The Harcourt Bindery, which donated our pen-ruling machine, was one of the last firms in the country to keep one operational. The Harcourt machine, which is much more complicated than the English machine of 1854 in our illustration, is still in storage on the East Coast. At present one firm in Iowa, Golden Business Forms (5), continues to serve the withered-away pen-ruling needs of the whole nation.
Between the lines, 1844-1944; an informal history of the W.O. Hickok Manufacturing Company, makers of ruling machines since 1844. Harrisburg, Pa.: W.O. Hickok, 1944.
Arnett, John Andrews (pseud. of John Hannett). Bibliopegia; or, The Art of Bookbinding, in all its Branches.
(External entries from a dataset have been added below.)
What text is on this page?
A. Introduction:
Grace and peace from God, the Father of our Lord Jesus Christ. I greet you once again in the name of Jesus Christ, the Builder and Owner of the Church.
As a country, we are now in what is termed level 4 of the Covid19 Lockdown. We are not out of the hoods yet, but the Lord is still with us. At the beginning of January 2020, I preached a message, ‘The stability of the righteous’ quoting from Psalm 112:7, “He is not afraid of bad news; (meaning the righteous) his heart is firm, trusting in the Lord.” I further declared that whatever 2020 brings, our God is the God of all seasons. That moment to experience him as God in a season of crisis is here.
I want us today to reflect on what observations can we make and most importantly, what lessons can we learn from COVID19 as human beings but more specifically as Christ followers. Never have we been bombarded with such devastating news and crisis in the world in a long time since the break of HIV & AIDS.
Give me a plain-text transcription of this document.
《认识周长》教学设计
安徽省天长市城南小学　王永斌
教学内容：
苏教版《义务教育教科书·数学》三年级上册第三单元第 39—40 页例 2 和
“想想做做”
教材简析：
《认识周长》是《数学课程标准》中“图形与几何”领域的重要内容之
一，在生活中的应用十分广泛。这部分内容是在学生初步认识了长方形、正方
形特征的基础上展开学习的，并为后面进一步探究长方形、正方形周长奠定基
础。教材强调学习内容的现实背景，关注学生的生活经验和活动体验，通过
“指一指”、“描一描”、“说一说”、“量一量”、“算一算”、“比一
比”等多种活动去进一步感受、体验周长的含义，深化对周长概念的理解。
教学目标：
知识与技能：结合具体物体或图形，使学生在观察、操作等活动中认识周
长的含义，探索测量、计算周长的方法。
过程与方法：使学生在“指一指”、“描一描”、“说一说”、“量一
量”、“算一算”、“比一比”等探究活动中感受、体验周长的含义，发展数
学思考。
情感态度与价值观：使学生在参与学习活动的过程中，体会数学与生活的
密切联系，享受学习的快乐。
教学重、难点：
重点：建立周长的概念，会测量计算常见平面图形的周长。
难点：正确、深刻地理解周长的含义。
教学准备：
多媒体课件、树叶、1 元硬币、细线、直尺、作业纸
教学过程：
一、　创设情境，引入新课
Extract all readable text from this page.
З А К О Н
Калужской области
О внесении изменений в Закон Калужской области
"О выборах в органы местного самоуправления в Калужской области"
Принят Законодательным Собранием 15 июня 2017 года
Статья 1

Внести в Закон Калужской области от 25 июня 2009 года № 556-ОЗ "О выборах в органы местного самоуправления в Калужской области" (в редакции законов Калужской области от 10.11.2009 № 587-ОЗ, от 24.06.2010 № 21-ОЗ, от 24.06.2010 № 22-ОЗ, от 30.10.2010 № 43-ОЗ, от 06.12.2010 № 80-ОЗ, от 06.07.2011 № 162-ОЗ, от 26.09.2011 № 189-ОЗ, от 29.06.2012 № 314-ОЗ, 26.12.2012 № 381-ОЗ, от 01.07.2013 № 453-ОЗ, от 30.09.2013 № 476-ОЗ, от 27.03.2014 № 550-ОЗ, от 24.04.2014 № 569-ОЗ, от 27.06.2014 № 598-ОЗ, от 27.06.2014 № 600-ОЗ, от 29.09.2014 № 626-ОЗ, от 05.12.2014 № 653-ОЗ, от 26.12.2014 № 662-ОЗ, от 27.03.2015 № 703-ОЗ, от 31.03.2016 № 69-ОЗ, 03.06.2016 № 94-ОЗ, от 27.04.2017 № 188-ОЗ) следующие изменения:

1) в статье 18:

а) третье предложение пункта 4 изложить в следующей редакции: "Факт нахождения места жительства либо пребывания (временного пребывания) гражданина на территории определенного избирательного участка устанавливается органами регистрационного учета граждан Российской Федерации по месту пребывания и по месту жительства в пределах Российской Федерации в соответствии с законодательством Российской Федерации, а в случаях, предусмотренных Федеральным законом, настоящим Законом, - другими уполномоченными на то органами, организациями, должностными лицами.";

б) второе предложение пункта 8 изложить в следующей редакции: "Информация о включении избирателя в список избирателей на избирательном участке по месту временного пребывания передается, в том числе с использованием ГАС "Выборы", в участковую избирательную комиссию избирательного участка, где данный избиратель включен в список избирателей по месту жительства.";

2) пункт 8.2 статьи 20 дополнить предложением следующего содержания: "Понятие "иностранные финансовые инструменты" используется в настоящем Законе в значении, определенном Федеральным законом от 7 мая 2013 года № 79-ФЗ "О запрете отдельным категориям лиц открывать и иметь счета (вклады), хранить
London: Richard Groombridge, 1835. (Reprint of the first edition New York and London: Garland Publishing, 1980). [Pen ruling p. 140-144, 175-176, and fig. 4 to face p. 175.]
——–Sixth edition London: Simpkin, Marshall, and Co., 1865. (Reprint of the sixth edition New York and London: Garland Publishing, 1990.) [Pen ruling p. 332-335 and 367-368, with engraving to face p. 366.]
Pleger, John J. Bookbinding and its Auxiliary Branches (in four parts). Part One. Paper ruling. Chicago: Inland Printer, 1914.
(1) English stationery binders were frequently called “vellum binders” because the finest English account books were often bound in full vellum with leather overbands, while vellum was rarely used in England for binding letterpress books. It is not yet clear when the stationery binding trade separated off from general binding in America, but a reasonable guess would be during the second third of the 19th century.
(2) The first edition of Arnett’s Bibliopegia (1835 ) describes the technique of hand-ruling still used in smaller shops that didn’t often have call to do it, and also illustrates and describes an early pen-ruling machine. It is clear from this and from the general chronology of machinery invention that machine-ruling was a fairly recent development at the time.
(3) In nineteenth-century English pen-ruling machines, the nib was formed by partly folding a strip of brass and running the ink along it to the tightly-folded and shaped tip. American machines in recent operation are reported to use steel nibs from ordinary dip pens.
(4) What appears to be the first US patent on a disk-ruling machine was #286,382, granted to Henri A. Brisard of Paris, France on Oct. 9, 1883 (titled simply “Ruling-Machine”); this machine had been patented in Belgium in 1872 and in France in 1883. The patent does not seem to have covered the basic principal of disc-ruling, since other disk-ruling patents were issued in the 1880s and 1890s.